GLIMPSES: At UN gathering, diplomats speak through clothes, not just words

UNITED NATIONS (AP) — Some call it a useless bureaucracy. Others praise it as a key tool of humanitarian aid, peacemaking and global diplomacy.

Whatever their core beliefs, nearly every national leader agrees the United Nations is a valuable stage to make their case before the world. And it’s a stage no one enters in anything but their finest clothes, a fact on vivid display at the U.N. General Assembly in New York this week.

For many diplomats and national officials, the General Assembly to provided an opportunity to show off clothing with not just elegant cuts and fabrics, but a symbolic message.

Sofonea Shale, the chief of staff for Sam Matekane, prime minister of the Kingdom of Lesotho — a mountainous kingdom locked inside South Africa — wore a mokorotlo, a colorful, intricate straw hat representing Mount Qiloane, a peak where the kingdom’s founder sought refuge during a foundational battle in the 19th century.

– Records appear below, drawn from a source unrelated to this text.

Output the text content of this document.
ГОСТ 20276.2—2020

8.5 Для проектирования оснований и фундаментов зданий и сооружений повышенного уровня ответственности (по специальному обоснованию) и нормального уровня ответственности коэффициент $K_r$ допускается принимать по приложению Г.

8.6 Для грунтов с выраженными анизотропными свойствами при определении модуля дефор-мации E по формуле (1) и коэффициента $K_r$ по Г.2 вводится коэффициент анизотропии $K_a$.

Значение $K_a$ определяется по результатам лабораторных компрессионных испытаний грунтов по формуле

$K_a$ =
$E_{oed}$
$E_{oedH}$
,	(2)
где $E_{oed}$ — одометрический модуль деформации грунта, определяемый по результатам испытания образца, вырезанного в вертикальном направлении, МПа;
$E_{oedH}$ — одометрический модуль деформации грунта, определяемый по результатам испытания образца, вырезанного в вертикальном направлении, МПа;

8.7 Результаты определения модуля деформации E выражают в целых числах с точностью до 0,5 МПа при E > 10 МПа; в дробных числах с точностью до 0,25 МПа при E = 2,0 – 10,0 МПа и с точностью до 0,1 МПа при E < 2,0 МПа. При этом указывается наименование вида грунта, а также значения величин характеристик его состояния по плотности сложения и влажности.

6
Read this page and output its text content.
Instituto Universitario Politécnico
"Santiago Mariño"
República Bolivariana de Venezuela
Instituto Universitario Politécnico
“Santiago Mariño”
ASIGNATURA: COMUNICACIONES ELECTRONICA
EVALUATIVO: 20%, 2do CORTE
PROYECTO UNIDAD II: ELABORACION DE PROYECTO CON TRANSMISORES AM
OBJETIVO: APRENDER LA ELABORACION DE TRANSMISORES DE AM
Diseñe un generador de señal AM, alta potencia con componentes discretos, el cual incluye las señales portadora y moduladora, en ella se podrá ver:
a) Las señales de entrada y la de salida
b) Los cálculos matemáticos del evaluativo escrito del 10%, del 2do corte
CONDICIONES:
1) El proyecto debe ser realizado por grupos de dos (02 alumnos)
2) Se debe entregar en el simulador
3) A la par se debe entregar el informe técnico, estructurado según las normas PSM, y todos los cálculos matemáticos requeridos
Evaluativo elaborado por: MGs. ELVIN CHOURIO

Dr. Carol Labor, a public health expert from Sierra Leone, wore a bright-pink traditional Mandingo gown hand-made in Gambia “especially for this occasion.”

Bolivian Foreign Secretary Celinda Sosa Luna wore a bowler-style hat, silken scarf and pleated skirt typical of Tarija, her southern home province. The skirts known as polleras are assertions of pride in the Indigenous heritage of Bolivia, which was colonized by Spain in the 16th century.

“My clothes,” she said, “are my country’s identity.”